Boards
"273,000 Football Matches To Replayed On The Weekend Of 5th/6th December"
In the wake of Ireland's controversial loss to France, FIFA boss Sepp Blatter has announced that 273,000 contentious matches played throughout football's 122-year competitive history will be replayed on the weekend of the 5th and 6th December.
In a directive to all associate members, Blatter outlined a comprehensive plan to clean up football. "FIFA is committed to fairplay," said Blatter, "and what better way to show it then to restage those games decided by cheating and deception? And let's be fair, we're not short of those, are we?"
Reaction has been swift, Sir Alex Ferguson branding UEFA's plan to schedule 27 matches across 48 hours for the Premier League champions "barmy". "It gives me so little time to prepare my team," Ferguson bemoaned. "And especially with a Champions League tie midweek and Rio (Ferdinand) nursing an injury."
Fellow managers have voiced similar concerns. Arsene Wenger has voiced his displeasure at having to move training grounds to allow for the 1978 Arsenal side to prepare for their tie at Blackburn, while Rafa Benitez has remained surprisingly quiet on the issue. Many close to the team’s training ground say he is ecstatic at the prospect of his Castilla CF meeting “the dirty, dirty dogs” of CD Ourense in a rematch from 1976.
Details are still to be ironed out, but Michel Platini has yet to be drawn on whether Football Alliance ties between 1889 and 1892 will be included in the plan. Descendants of the Newton Heath team that lost out to Long Eaton Rangers on a contentious penalty, argue that the referee was eventually revealed as a physio at Small Heath and minor stakeholder in Bootle.

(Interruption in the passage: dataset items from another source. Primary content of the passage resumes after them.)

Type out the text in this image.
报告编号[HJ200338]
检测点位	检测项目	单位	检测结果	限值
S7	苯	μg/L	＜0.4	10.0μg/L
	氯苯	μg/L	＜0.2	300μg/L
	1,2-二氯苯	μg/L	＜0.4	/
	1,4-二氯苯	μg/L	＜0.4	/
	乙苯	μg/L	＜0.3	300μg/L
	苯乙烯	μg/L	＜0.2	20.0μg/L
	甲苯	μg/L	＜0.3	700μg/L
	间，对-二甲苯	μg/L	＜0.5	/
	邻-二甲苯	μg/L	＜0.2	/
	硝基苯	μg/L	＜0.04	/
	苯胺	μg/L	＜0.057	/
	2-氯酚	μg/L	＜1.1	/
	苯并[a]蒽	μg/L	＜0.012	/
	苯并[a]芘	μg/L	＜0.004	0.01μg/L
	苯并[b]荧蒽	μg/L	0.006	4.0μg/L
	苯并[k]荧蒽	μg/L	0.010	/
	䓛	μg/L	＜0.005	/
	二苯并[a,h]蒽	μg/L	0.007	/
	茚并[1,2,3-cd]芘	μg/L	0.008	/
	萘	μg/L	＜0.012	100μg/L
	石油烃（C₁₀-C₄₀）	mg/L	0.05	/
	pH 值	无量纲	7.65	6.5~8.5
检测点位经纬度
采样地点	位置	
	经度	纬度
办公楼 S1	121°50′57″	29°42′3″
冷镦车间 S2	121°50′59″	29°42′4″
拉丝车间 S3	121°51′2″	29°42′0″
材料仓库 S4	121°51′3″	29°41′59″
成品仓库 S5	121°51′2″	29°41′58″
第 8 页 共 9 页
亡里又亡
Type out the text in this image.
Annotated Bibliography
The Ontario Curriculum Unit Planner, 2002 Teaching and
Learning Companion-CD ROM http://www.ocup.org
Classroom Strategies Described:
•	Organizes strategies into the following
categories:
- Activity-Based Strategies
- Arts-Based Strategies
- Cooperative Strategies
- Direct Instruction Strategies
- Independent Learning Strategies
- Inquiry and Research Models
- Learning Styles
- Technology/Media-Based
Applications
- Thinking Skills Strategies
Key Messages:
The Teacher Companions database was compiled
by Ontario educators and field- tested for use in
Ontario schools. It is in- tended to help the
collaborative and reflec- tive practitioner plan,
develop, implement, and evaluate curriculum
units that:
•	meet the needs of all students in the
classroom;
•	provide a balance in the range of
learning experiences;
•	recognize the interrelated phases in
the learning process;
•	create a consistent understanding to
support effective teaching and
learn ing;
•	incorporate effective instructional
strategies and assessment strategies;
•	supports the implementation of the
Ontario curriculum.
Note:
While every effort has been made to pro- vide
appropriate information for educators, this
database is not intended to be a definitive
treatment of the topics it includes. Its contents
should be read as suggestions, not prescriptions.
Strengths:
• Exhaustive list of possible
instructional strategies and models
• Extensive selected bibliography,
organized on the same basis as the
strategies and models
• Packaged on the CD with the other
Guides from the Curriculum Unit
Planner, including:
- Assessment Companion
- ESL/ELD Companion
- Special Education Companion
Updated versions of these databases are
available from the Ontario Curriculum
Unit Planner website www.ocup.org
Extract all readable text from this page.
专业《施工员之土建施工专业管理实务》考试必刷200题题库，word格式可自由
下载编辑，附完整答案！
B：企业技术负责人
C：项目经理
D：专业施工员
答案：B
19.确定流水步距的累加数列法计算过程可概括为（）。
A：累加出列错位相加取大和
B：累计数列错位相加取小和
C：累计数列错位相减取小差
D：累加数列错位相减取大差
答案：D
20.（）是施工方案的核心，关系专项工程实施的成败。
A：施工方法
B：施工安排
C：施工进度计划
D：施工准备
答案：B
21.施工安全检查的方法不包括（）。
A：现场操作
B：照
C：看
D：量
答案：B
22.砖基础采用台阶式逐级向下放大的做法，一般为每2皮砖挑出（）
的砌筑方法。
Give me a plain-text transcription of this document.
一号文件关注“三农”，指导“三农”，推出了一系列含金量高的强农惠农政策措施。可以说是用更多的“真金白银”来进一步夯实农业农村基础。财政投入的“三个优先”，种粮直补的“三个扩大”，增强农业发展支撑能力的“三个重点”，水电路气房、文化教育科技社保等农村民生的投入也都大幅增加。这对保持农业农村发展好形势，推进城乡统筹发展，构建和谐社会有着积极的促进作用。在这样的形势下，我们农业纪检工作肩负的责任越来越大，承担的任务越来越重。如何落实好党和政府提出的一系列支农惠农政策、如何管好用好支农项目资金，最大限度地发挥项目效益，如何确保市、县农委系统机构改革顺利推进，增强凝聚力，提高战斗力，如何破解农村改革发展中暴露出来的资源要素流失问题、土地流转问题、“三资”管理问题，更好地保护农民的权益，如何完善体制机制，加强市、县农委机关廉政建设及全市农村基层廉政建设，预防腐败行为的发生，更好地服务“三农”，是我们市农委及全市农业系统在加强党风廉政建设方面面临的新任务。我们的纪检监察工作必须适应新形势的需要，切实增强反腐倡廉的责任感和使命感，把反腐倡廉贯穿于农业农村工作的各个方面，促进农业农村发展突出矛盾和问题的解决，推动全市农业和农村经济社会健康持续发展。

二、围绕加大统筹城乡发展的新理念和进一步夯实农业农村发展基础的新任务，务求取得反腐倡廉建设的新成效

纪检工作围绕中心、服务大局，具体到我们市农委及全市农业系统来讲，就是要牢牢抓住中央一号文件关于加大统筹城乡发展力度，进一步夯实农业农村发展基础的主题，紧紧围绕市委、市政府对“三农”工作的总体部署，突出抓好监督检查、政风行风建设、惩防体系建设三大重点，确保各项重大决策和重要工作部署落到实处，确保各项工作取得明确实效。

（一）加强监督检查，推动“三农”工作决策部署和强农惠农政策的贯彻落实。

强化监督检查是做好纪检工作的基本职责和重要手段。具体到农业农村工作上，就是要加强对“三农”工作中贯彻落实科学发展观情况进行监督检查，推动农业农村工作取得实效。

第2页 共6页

Teams managed by Neil Warnock have inevitably been excluded from the initiative. The hundreds of grievances presented by Warnock were considered by the FA to merit their own weekend; already being dubbed Warnock’s Whopping Weekend, it will feature a truncated version of the 2006-7 season played out entirely within the mind of Paddy Kenny with many expecting much the same outcome.
Proceedings have already begun to exhume the bodies of both starting XIs from the 1921 FA Cup Final. Val Gregory put in a certain dive to win the game-winning free kick and in his current state of decomposition many are wondering how he will remain on his feet this time. Pundit Mark Lawrenson has already put this one down as a lacklustre scoreless draw.
At the time of press, the FA were deep in negotiations to have the 1986 Quarter Final dismissed in return for German acceptance that the ball definitely crossed the line in 1966.